In this day and age, no matter what your politics, if you are going to work in a professional kitchen, you need to speak and understand Spanish, if you want to get anything done.
Here is a perfect reason why...

It was my first job as "The Chef" at Blue Plate Restaurant on Manhattan's Upper East Side.

I needed Carlos, my prep cook, to clean the shells off of the shrimp for dinner that evening.

I asked in my broken Spanish, "por favor, limpiar the camerones" (clean the shrimp).
I went back upstairs to the kitchen to continue my own work. When I went back downstairs to check on Carlos, he had indeed cleaned the shrimp.
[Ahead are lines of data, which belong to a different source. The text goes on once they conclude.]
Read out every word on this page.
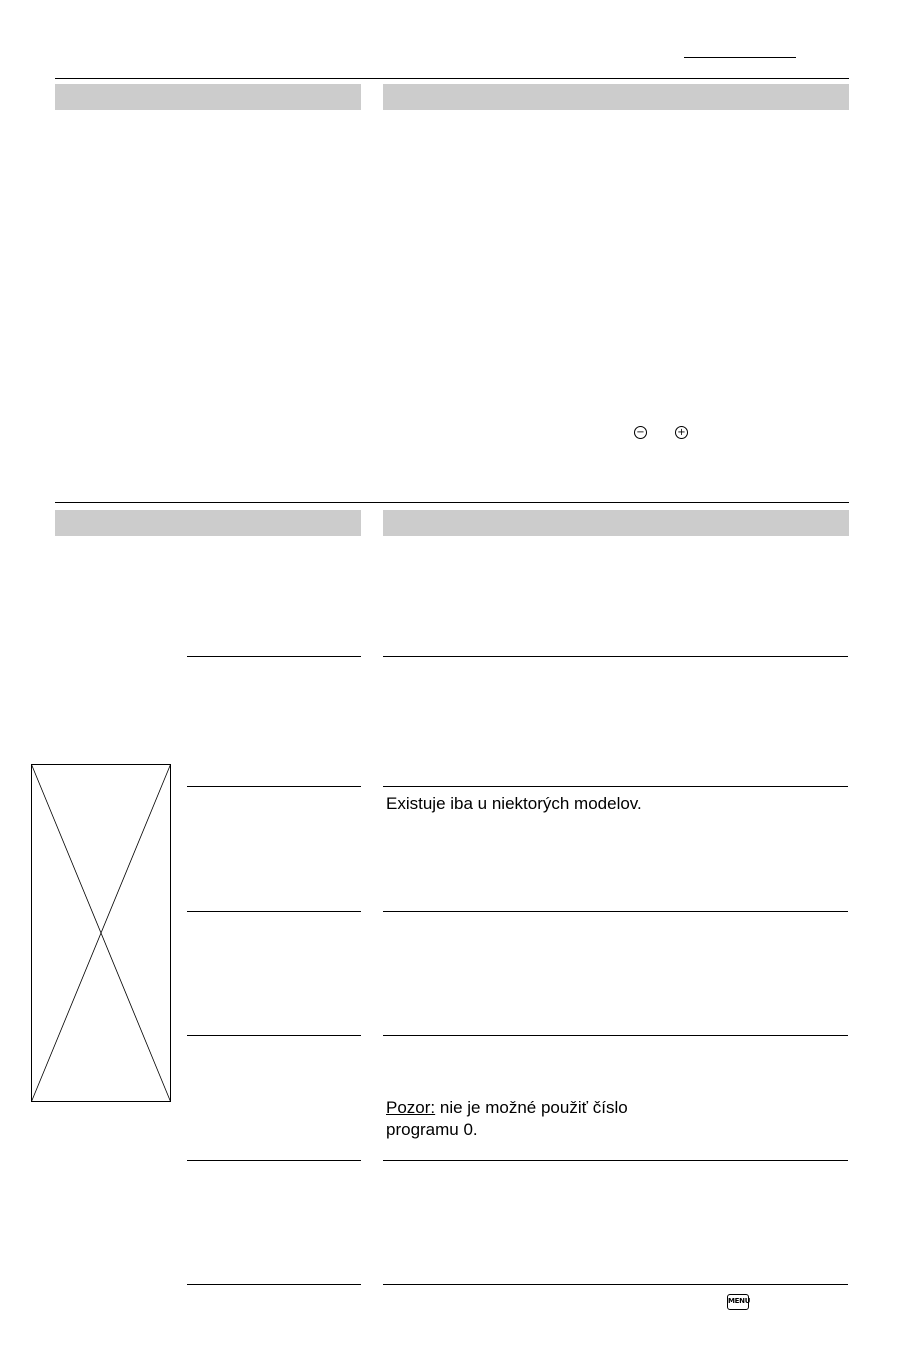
−	+
Existuje iba u niektorých modelov.
Pozor: nie je možné použiť číslo
programu 0.
MENU
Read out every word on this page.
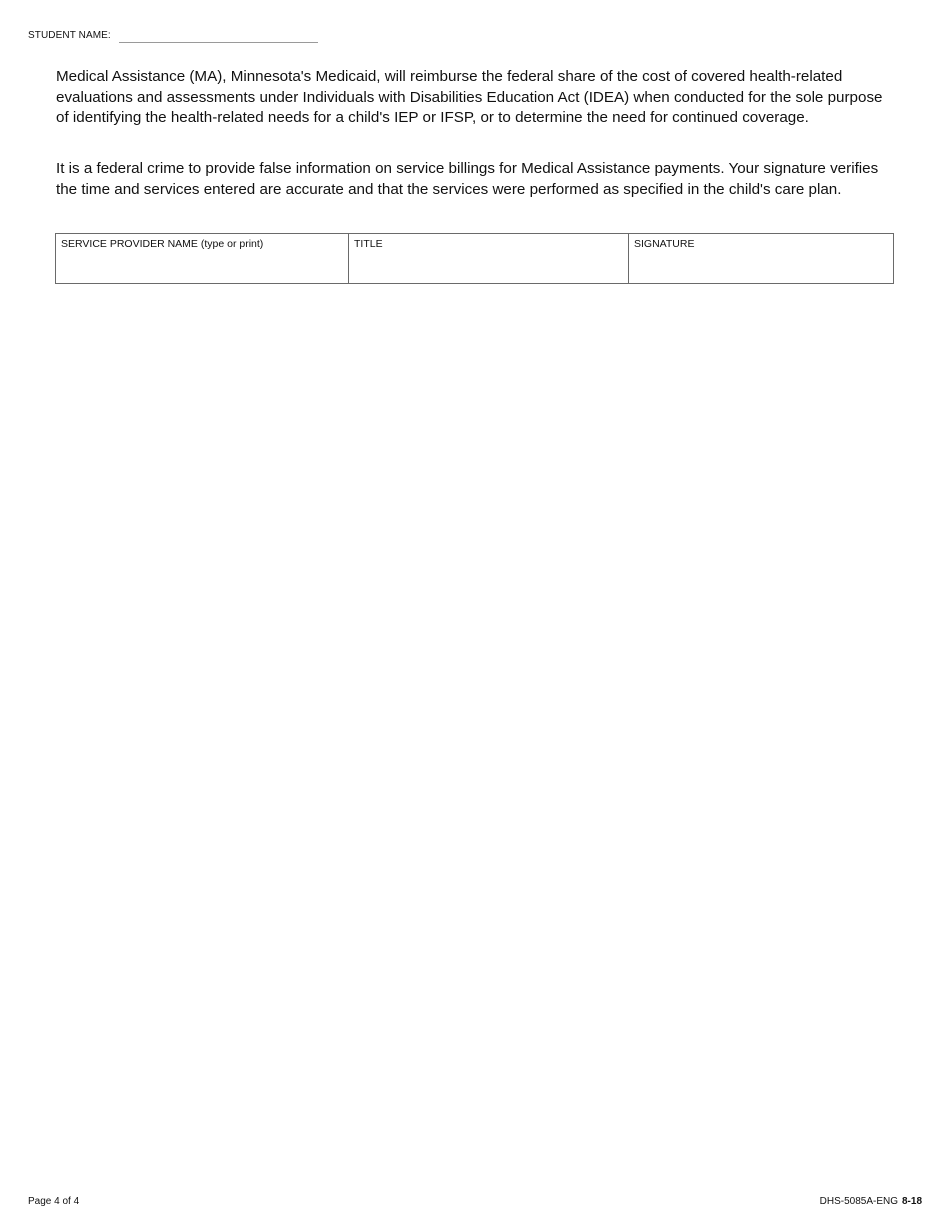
STUDENT NAME:

Medical Assistance (MA), Minnesota's Medicaid, will reimburse the federal share of the cost of covered health-related evaluations and assessments under Individuals with Disabilities Education Act (IDEA) when conducted for the sole purpose of identifying the health-related needs for a child's IEP or IFSP, or to determine the need for continued coverage.

It is a federal crime to provide false information on service billings for Medical Assistance payments. Your signature verifies the time and services entered are accurate and that the services were performed as specified in the child's care plan.

SERVICE PROVIDER NAME (type or print)	TITLE	SIGNATURE
Page 4 of 4	DHS-5085A-ENG 8-18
In a bucket of warm water with soap!!!! They were clean and shiny all right.

So, unless you want soap in the shrimp...Halba Espanol!!!!!!!!!!!!!

1 comment:

  1. Pinchi Cabron,
    Spanish is extremely important to know in a kitchen especially one in NYC. On my first day working for Francois Payard he started yelling at me in french and called me a cochon and an imbecile. Seeing as he was talking french to me, I cursed him out in Spanish which I am fluent in. He had no idea what I was saying to him but out of the corner of my eye I could see our dishwasher falling over laughing. So with a well hidden smile on my face I went back to work. It’s the little things that help you get through the day when all around you it’s raining caca.